Re: panics in network stack in 12-current

2017-04-29 Thread Tom Uffner

Hamza Sheikh wrote:

I may have encountered something similar on an EdgeRouter Lite running
r317256. It's serving as network gateway at home. After some time the
WAN connection goes dead. It starts working with either (a)
reconnecting the network cable or (b) pinging any IP on the internet
from that box.

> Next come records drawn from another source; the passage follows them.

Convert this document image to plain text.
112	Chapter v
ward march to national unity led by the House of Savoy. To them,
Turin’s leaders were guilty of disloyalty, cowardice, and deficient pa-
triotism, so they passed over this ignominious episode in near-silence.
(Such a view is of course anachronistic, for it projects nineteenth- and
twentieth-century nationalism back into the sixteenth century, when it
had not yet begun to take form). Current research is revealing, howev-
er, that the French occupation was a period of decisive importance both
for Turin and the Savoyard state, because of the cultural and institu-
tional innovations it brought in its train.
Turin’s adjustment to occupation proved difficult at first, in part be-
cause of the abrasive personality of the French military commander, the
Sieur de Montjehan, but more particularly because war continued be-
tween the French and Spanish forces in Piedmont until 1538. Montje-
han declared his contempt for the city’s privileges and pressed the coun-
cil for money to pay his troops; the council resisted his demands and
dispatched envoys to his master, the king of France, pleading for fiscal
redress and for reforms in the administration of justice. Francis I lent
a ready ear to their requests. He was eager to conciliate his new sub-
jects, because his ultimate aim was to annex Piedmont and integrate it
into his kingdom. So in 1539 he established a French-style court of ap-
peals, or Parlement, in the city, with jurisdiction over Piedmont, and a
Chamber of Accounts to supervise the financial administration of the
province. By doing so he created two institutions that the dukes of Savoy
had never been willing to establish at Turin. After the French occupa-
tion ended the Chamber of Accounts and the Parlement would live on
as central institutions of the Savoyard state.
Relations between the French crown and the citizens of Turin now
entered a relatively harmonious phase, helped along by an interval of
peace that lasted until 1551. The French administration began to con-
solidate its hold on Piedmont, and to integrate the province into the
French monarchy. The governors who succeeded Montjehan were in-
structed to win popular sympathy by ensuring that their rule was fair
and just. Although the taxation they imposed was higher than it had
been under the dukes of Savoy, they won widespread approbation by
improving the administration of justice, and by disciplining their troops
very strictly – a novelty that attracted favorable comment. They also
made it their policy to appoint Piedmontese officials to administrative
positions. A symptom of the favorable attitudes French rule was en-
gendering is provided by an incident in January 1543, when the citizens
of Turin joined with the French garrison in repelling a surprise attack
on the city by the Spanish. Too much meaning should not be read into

On rare occasions I had to reboot to get it to work.


it doesn't sound much like my problem. i had no network issues until
the system would suddenly panic and reboot. removing FLOWTABLE from
my kernel might have fixed it, but it is too early to tell as I have
yet to discover a reproducible way to trigger the bug.


I'm still new to FreeBSD and don't know how to collect relevant
information or whether to even determine if my issue is related to
Andrey's. Any help is really appreciated. My setup is documented in
detail in a blog post[0] if it helps.


You probably don't want to hear this, but if you are new to FreeBSD,
maybe you shouldn't be running current. I probably shouldn't running
current and I have 35 years of BSD experience. I do it as a way of
contributing to the project by alpha-testing new code when I have time.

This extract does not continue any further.